The song that the choir is going to sing in worship comes from the hymnal and it is called “I want Jesus to walk with Me.” It will not take long for you to figure out that it is a Negro spiritual. It has some repetition in it, but it lends itself to deep reflection. In the second verse, the words are: “In my trials, Lord, walk with me/ In my trials Lord, walk with me/ When my heart is almost breaking/ Lord, I want Jesus, to walk with me.” I spent some time pondering those words and two thoughts came to mind for me.

First, our understanding of trials is different across the board. We have members who seem to be running into one physical setback after another. Certainly, those are trials. We also have members who struggle every day to overcome grief’s firm grip. Those are trials too. We have others who are dealing with job loss or being under-employed or chronic poverty. Trials to be sure. And still others who have run into a variety of different obstacles as they have set on their “pilgrim journey.” Trials as well. What is important to remember is that the experience of trials is subjective, and they are real for the person experiencing them. Your trials are not less or more than the person next to you. Yours are yours, and theirs are theirs. What is important and what holds us in community is that we do share in common a sense of who can help us in those trials: Jesus.

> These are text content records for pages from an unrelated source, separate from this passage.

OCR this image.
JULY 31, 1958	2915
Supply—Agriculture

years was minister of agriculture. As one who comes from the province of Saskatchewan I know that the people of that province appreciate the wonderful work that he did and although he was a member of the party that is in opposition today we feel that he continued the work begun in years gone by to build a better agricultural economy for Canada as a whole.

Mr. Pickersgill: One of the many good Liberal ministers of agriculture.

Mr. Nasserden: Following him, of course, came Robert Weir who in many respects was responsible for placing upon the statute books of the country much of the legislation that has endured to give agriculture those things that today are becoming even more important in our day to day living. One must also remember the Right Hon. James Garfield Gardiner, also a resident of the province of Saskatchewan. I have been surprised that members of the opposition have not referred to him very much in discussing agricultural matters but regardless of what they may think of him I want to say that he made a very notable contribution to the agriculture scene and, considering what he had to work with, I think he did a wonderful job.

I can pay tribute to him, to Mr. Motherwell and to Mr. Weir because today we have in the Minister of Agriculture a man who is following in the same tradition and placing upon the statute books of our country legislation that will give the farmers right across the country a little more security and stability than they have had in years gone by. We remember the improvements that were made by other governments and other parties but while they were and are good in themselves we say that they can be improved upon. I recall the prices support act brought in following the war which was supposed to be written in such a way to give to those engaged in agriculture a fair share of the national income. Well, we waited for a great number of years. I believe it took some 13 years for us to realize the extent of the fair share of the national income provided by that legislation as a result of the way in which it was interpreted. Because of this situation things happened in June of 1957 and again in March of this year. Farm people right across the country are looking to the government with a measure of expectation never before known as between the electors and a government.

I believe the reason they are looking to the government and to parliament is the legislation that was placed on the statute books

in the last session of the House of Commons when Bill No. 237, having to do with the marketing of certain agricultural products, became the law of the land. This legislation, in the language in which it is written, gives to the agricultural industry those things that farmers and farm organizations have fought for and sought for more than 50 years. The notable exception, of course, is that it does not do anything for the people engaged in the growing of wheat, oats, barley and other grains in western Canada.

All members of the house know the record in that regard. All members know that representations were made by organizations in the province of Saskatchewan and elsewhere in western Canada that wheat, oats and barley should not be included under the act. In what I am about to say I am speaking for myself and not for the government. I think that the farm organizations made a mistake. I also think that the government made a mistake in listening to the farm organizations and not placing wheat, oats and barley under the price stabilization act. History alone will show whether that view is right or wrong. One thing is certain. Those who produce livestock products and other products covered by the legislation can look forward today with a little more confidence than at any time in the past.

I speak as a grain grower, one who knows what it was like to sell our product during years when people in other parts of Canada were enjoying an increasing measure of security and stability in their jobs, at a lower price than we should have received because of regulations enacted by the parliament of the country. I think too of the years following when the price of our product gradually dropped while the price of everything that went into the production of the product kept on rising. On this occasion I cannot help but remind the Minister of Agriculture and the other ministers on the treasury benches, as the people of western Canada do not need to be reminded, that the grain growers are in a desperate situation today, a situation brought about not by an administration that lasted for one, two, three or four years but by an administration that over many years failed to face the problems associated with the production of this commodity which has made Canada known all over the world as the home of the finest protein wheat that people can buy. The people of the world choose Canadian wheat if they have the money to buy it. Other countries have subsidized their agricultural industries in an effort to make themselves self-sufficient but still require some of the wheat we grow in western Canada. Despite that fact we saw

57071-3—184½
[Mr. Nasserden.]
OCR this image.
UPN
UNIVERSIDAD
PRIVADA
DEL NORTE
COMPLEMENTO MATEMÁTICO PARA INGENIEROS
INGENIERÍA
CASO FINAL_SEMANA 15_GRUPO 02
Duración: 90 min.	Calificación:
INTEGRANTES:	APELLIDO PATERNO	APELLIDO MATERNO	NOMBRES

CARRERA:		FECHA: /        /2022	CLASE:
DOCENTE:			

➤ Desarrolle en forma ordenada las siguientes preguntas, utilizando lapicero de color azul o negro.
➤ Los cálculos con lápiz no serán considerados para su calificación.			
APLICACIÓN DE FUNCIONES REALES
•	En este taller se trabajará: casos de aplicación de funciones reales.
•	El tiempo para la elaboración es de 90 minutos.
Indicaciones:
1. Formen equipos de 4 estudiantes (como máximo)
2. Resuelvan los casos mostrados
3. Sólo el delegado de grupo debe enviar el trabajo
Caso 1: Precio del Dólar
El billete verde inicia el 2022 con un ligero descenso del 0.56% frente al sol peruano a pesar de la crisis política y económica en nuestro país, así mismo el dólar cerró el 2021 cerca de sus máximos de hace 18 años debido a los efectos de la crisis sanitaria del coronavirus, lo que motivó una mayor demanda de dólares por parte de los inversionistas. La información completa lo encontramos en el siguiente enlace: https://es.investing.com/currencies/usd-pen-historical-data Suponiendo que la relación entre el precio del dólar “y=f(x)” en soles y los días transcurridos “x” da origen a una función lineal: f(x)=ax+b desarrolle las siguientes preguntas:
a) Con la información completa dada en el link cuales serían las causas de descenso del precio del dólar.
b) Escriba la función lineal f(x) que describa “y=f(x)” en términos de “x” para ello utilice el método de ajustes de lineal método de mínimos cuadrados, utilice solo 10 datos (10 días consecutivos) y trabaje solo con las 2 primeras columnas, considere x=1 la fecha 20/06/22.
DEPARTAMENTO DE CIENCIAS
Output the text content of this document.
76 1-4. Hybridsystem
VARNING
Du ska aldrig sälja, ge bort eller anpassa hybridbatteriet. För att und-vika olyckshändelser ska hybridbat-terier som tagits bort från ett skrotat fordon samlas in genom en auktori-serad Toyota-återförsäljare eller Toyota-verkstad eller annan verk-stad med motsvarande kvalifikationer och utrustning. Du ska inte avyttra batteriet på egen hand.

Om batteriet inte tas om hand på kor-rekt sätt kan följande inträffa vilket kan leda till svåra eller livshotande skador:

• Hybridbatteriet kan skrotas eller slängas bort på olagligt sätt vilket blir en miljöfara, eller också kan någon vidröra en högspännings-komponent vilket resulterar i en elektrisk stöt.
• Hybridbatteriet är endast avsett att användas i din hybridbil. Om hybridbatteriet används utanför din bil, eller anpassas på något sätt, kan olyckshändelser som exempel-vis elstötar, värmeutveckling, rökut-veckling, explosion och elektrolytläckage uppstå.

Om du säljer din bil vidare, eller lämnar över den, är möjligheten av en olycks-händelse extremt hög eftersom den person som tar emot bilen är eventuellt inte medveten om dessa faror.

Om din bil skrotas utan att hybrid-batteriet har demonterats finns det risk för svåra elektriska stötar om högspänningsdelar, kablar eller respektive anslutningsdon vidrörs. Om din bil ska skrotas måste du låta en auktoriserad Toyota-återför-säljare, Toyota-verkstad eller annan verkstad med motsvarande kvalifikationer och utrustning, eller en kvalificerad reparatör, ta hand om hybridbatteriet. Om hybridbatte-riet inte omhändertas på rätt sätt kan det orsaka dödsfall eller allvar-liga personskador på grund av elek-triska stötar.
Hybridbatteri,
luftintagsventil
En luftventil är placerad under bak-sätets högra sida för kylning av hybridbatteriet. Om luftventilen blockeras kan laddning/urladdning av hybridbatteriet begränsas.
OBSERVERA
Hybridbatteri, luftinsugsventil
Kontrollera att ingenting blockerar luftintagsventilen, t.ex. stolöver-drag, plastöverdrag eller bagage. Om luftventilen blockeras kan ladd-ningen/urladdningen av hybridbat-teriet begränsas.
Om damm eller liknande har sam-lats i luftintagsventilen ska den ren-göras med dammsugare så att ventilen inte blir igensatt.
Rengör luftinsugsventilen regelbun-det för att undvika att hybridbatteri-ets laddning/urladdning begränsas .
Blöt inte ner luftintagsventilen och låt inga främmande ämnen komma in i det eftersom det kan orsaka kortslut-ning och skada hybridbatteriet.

The second is that the hymn never promises victory. It never promises that Jesus will make everything OK. We are not promised healing, or a job, or an oasis of happiness, or the removal of obstacles because of Jesus. What the hymn appeals for is Jesus’ presence in the midst of the trials. We are promised that our joy will come, not from resolution of our trials, but in the companionship of Jesus in the trials that we face. It is Jesus who embraces all of our questions and doubts and insecurities, and offers to walk the “pilgrim journey” with us, step by step.

I hope that as you worship this morning, you will find yourself offering up the prayer of this hymn: “I want Jesus to walk with me. As I walk this pilgrim journey, Lord, I want Jesus to walk with me.” Blessings to you, and may you find Jesus walking with you in your trials.